Featured in the Wall Street Journal. Article by Miriam Jordan and Joseph De Avila.
After his teenage sons were whipped by Syrian troops and he was beaten by forces loyal to the country’s president, Mohamad Almohsen decided he needed to flee the civil war tearing his homeland apart. That was in April 2012. The burly truck driver trekked by foot with his wife and four children over two days to reach Jordan, where he connected with United Nations aid workers. Three years and a litany of background screenings later, he came to America.

“We are so happy and relieved to be here,” said Mr. Almohsen, 45 years old, who arrived in Dearborn, Mich., in September, one of an estimated 2,290 Syrian refugees admitted into the U.S. since 2011. “Our future is now a lot brighter.”

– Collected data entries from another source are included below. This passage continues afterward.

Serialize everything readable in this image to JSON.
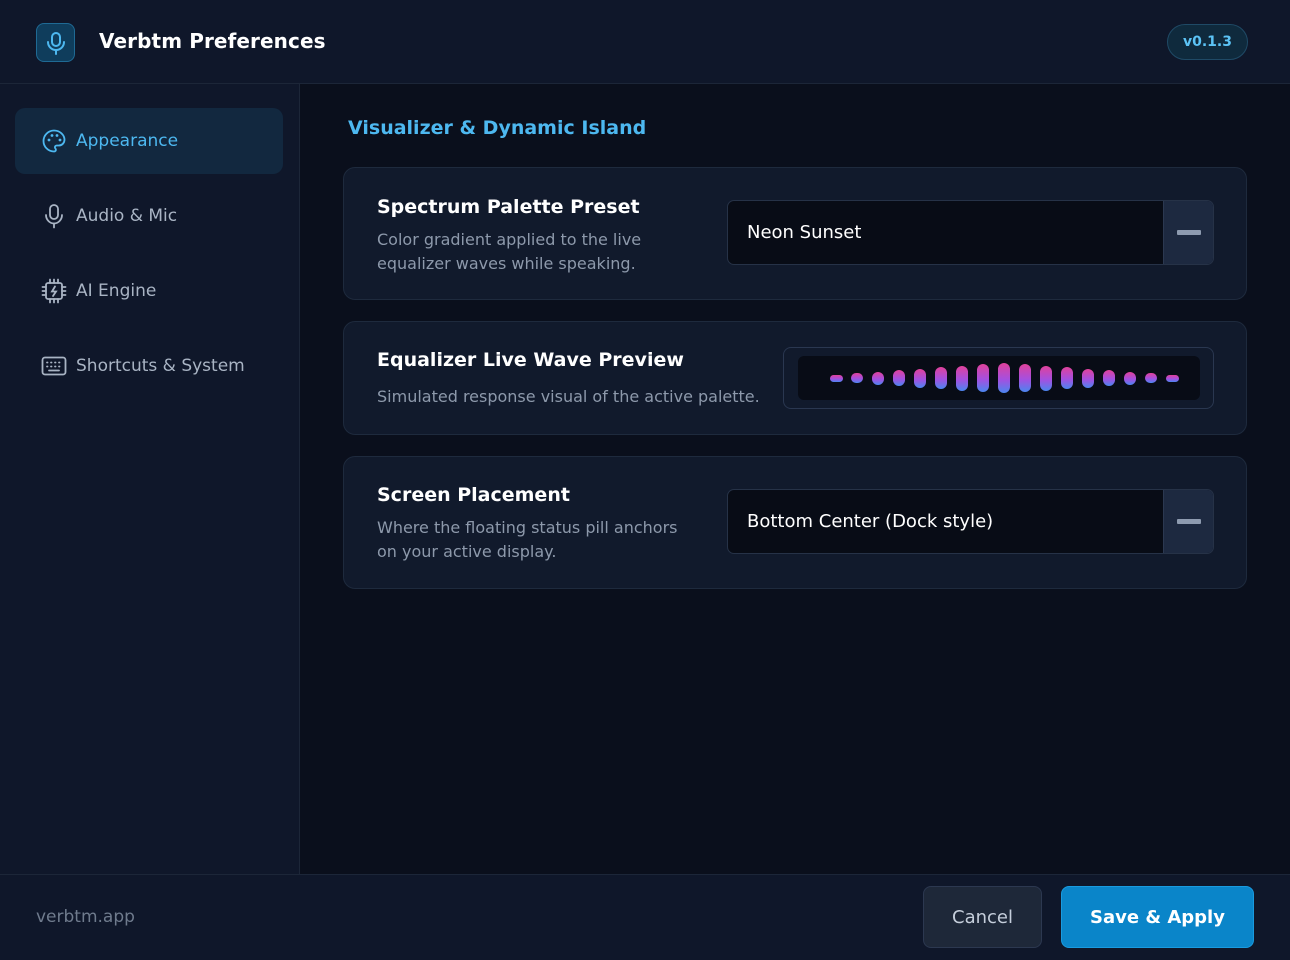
{
  "header": {
    "title": "Verbtm Preferences",
    "version": "v0.1.3",
    "logo_icon": "microphone-icon"
  },
  "sidebar": {
    "items": [
      {
        "label": "Appearance",
        "icon": "palette-icon",
        "active": true
      },
      {
        "label": "Audio & Mic",
        "icon": "microphone-icon",
        "active": false
      },
      {
        "label": "AI Engine",
        "icon": "cpu-chip-icon",
        "active": false
      },
      {
        "label": "Shortcuts & System",
        "icon": "keyboard-icon",
        "active": false
      }
    ]
  },
  "main": {
    "section_title": "Visualizer & Dynamic Island",
    "cards": {
      "palette": {
        "title": "Spectrum Palette Preset",
        "desc_line1": "Color gradient applied to the live",
        "desc_line2": "equalizer waves while speaking.",
        "value": "Neon Sunset"
      },
      "preview": {
        "title": "Equalizer Live Wave Preview",
        "desc": "Simulated response visual of the active palette.",
        "bar_levels": [
          0.25,
          0.35,
          0.45,
          0.55,
          0.65,
          0.75,
          0.85,
          0.95,
          1.0,
          0.95,
          0.85,
          0.75,
          0.65,
          0.55,
          0.45,
          0.35,
          0.25
        ]
      },
      "placement": {
        "title": "Screen Placement",
        "desc_line1": "Where the floating status pill anchors",
        "desc_line2": "on your active display.",
        "value": "Bottom Center (Dock style)"
      }
    }
  },
  "footer": {
    "link": "verbtm.app",
    "cancel_label": "Cancel",
    "save_label": "Save & Apply"
  },
  "colors": {
    "accent": "#4db8f0",
    "primary_button": "#0a85c9",
    "wave_top": "#e0419b",
    "wave_bottom": "#4a86f0"
  }
}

The journey of Mr. Almohsen illustrates the multistep process—including interviews with U.N. and U.S. officials, security checks and medical exams—that Syrian refugees must undergo to be allowed to enter the U.S.
Mr. Almohsen arrived in Michigan with his wife and four sons Sept. 2 to an apartment furnished with donated items by the U.S. Committee for Refugees and Immigrants, a resettlement agency. His eldest son found a job as a machine operator. The other sons started school.
Mr. Almohsen and his wife are learning English, and he gets around town on a used bicycle. He plans to take his driver’s license test in order to start working, he said.